How were the attacks carried out?
Calling itself Australian Morning News, the spoof website fooled a host of Australian MPs. The victims were duped into visiting the malicious website after opening emails purporting to be from various Australian news outlets. Numerous Australian politicians were taken in by the attack.
Articles from BBC News were copied and pasted into the bogus site
Articles on the site were taken from the BBC News website, and then the spoof website, in the form of a watering hole attack, infected the user’s computer with malware.
According to Proofpoint’s assessment, the hackers were working for the Chinese government. Proofpoint’s vice president of threat research and detection, Sherrod DeGrippo, explained this conclusion, saying, “We take attribution very seriously. We specifically don’t release attribution unless we have high confidence. Essentially, a big part of our attribution capability comes from the fact that the United States Department of Justice agrees with the attribution and data that we have released.”
The danger of espionage attempts
According to the report, the group is a China-based, espionage-motivated threat actor that has been active since 2013, targeting a number of organisations in response to political events in the Asia-Pacific area, with a concentration on the South China Sea. Proofpoint claims the hackers were part of the same organisation that the UK’s National Cyber Security Centre prosecuted in 2021.
Proofpoint reported that between April and June, victims got emails from the group that claimed to be from a newly launched news website. After that, they were invited to check out the website and think about contributing articles.

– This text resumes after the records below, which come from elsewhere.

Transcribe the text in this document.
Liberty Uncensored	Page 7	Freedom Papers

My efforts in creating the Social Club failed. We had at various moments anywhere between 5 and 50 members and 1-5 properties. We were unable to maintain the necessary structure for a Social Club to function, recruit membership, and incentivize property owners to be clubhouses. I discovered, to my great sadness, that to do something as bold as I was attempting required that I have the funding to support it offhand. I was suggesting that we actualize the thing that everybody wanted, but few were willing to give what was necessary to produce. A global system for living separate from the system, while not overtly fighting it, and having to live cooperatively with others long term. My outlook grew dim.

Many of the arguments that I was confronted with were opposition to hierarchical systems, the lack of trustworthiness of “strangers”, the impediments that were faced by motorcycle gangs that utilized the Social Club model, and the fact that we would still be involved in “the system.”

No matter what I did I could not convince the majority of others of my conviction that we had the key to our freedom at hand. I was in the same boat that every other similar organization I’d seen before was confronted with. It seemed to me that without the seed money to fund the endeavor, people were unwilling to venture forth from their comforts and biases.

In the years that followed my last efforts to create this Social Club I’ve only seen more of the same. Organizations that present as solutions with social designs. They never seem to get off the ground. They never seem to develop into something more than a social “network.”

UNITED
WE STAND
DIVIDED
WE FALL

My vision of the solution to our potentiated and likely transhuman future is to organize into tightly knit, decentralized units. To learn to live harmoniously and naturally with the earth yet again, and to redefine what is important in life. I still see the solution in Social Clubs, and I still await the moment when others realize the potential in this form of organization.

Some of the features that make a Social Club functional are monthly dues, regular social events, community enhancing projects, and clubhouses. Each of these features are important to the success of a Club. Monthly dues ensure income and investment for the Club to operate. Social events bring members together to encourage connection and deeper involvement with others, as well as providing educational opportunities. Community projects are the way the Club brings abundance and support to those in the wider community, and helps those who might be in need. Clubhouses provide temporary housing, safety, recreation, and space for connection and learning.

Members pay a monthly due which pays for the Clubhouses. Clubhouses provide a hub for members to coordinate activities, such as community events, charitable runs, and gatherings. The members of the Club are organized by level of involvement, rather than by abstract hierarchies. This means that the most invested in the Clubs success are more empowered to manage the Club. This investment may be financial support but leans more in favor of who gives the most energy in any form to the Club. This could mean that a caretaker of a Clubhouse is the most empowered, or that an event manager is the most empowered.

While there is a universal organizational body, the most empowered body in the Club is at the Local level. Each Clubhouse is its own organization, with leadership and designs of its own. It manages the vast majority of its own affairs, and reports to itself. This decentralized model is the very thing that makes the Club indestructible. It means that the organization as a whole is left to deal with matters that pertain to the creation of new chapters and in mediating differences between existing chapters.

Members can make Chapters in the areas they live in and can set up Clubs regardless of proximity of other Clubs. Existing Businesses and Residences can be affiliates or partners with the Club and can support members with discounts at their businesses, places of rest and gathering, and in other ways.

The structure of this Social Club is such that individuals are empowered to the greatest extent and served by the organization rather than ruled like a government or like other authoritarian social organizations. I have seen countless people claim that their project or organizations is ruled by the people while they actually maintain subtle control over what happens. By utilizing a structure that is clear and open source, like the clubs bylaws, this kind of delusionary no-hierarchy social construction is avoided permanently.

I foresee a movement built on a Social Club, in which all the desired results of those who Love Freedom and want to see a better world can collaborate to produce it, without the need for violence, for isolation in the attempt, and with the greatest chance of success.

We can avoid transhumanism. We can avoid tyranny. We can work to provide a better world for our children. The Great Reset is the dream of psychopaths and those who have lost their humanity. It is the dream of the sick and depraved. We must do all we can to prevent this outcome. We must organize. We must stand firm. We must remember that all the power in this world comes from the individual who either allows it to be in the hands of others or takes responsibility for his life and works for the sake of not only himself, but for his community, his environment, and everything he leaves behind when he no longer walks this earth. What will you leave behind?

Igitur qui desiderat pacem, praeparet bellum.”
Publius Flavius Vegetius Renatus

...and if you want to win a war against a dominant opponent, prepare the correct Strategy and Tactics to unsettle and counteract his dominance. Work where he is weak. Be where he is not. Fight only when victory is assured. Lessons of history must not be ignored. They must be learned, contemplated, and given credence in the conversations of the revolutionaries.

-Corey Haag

English names and bogus accounts created false sense of confidence
Ms. De Grippo remarked that what she believed was quite new about the watering hole attack was that they went to the trouble of creating phoney media websites, by scraping legitimate sites, including the BBC, in their efforts to appear real. To make their attacks seem more credible, they constructed all these other phoney identities to launch them from. They made up around 50 aliases under which to send messages. All the names that sounded quite English, like you may expect Australians to be called. Names including Daisha Manalo, Blair Goodland, and Bethel Giffen were used, each of which was associated with a different Gmail address.
The bogus news website asked victims to contribute articles
Malware on the bogus site checked the user’s profile, device, and visited websites by installing a programme called Scanbox on the user’s computer. Essentially, Scanbox is an online reconnaissance and exploitation platform.
Although the attack appeared to target those in the energy production industry including those working in offshore energy exploration in the South China Sea, wind turbine production, and alternative energy, it also targeted those in the defence industry and the healthcare and finance sectors.
Consumers normally are not on the radar of Chinese espionage agencies. But everyone in a sensitive position in their professional work, even if they deal with topics like engineering, things that might not appear like state secrets… the reality is China perceives them as secrets and as crucial espionage material.
How do I protect my company from watering hole attacks?
You should use up-to-date browsers and keep your firewalls and antivirus software activated. Consider the sensitive nature of the information your employees or users access and whether or not they have adequate technological safeguards in place to prevent breaches of this nature. The key message is, by the time it reaches a human, it’s truly too late.